Dünyada neredeyse bütün büyük sosyal medya ağları ve köklü geleneksel medya
kuruluşları Siyonistlere aittir. Yıllarca onların filtresinden (sansüründen)
geçerek Filistin haberleştirildi, İsrail argümanları dünyaya pazarlandı. Ama
son yıllarda Filistinliler, düşmanını düşmanının silahıyla vurmakta maharet
kazandı. Bu, son derece önemli.
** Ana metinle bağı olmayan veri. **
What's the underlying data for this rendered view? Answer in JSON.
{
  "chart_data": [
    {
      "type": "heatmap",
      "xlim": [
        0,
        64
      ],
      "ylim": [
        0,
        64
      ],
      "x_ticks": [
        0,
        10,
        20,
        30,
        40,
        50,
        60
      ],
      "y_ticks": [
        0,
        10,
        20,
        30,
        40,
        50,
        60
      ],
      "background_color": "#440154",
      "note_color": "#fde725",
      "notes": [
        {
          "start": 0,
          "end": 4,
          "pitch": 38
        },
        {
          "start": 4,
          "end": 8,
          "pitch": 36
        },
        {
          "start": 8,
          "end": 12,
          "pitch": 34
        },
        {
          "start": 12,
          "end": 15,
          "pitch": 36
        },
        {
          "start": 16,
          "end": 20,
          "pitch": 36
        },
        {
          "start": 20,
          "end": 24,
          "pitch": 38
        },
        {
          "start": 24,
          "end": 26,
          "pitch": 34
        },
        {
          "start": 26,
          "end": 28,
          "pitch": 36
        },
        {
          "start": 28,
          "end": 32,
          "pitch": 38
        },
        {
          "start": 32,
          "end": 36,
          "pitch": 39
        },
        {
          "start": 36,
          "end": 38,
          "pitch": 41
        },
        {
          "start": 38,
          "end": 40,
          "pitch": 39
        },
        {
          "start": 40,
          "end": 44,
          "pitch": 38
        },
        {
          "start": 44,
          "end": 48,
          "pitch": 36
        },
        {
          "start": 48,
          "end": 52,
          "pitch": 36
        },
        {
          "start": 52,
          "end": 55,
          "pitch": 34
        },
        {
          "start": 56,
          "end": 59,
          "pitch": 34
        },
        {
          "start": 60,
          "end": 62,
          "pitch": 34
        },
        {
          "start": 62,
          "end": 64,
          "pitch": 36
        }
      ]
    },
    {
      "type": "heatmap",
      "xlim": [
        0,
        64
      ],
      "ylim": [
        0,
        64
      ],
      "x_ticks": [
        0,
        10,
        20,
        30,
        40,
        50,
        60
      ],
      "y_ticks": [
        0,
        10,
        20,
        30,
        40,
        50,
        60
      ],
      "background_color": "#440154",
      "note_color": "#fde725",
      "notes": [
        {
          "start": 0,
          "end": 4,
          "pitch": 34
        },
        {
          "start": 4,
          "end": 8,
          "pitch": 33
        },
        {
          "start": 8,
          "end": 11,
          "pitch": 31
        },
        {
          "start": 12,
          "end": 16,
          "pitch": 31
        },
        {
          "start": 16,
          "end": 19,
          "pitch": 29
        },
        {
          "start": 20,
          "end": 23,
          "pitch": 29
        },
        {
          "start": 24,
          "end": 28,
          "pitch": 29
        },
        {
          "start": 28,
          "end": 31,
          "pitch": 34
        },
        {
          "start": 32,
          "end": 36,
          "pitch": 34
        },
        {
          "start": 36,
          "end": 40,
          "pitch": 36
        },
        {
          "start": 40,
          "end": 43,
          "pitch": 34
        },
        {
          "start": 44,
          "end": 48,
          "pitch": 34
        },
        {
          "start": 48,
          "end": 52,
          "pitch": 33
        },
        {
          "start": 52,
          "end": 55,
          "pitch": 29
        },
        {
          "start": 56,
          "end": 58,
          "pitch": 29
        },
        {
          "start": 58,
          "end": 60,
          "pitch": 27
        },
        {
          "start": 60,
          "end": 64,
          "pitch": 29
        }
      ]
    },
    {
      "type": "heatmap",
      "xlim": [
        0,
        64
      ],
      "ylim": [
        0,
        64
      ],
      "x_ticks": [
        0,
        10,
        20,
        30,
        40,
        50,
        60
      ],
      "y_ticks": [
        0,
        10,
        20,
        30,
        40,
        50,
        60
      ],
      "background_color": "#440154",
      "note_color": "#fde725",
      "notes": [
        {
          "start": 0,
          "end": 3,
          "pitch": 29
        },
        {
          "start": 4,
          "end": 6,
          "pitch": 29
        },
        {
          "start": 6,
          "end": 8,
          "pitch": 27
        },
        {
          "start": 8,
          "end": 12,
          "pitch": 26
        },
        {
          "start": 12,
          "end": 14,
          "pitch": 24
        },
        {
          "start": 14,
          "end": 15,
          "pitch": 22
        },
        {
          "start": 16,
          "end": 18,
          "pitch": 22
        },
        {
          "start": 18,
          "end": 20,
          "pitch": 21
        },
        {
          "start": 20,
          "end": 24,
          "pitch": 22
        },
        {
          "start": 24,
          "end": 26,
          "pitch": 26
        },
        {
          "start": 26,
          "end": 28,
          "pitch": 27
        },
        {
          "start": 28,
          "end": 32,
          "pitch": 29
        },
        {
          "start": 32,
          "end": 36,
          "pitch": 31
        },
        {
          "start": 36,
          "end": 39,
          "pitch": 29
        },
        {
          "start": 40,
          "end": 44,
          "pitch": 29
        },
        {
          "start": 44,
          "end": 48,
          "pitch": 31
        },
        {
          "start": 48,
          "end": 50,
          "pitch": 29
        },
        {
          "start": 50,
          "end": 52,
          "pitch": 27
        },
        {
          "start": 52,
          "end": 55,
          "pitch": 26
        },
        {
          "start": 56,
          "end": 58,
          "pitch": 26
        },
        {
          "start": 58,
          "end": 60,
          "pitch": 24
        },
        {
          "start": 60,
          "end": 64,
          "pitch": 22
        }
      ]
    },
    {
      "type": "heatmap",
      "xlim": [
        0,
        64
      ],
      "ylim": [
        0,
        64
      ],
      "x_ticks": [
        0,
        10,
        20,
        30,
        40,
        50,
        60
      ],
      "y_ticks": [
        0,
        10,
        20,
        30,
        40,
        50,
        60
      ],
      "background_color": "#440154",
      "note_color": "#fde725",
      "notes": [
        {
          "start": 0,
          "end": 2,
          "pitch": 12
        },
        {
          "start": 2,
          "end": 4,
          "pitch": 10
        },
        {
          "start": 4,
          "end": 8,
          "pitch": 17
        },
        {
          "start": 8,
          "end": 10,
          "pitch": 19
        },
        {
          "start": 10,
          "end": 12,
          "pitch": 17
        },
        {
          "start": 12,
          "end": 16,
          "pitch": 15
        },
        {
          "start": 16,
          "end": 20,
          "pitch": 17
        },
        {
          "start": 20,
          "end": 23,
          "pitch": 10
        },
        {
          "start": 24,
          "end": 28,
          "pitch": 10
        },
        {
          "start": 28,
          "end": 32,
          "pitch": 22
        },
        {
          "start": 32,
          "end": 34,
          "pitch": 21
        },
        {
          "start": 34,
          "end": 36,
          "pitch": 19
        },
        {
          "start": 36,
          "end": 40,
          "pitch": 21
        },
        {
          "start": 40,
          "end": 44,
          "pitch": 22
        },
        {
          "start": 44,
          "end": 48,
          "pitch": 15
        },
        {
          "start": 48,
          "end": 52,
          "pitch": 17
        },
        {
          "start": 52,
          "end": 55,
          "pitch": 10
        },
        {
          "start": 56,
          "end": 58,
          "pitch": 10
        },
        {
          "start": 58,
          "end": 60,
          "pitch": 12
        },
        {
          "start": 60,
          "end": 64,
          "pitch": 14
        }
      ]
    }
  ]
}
Sosyal medyayı iyi kullanmaları sayesinde dünya
ilk kez 2021 Mayıs’ında, ikinci kez 7 Ekim 2023’ten bu yana Filistin gerçeğine
uyandı. 2021 Ramazan’ında Kudüs’te yaşanan olaylar, akabinde Gazze’de 11 gün
süren savaş sırasında dünya ayağa kalkmış ve ABD ile İngiltere’de o döneme
kadar ki en kalabalık Filistin’e destek eylemleri yapılmıştı. İsrail, söylem
tekelini yitirmenin şoku ve paniği içindeydi. 2,5 yıl sonra bu defa Gazze, bir
soykırımın canlı canlı ekranlarda izlendiği ilk savaş oldu. Bu bakımdan bir
devrim.
İlk defa Batı’da gençler, geleneksel ve sosyal medyada sansüre rağmen
Tik-Tok’un da katkısıyla Gazze’den haberdarlar ve yönetimlerine öfke içindeler.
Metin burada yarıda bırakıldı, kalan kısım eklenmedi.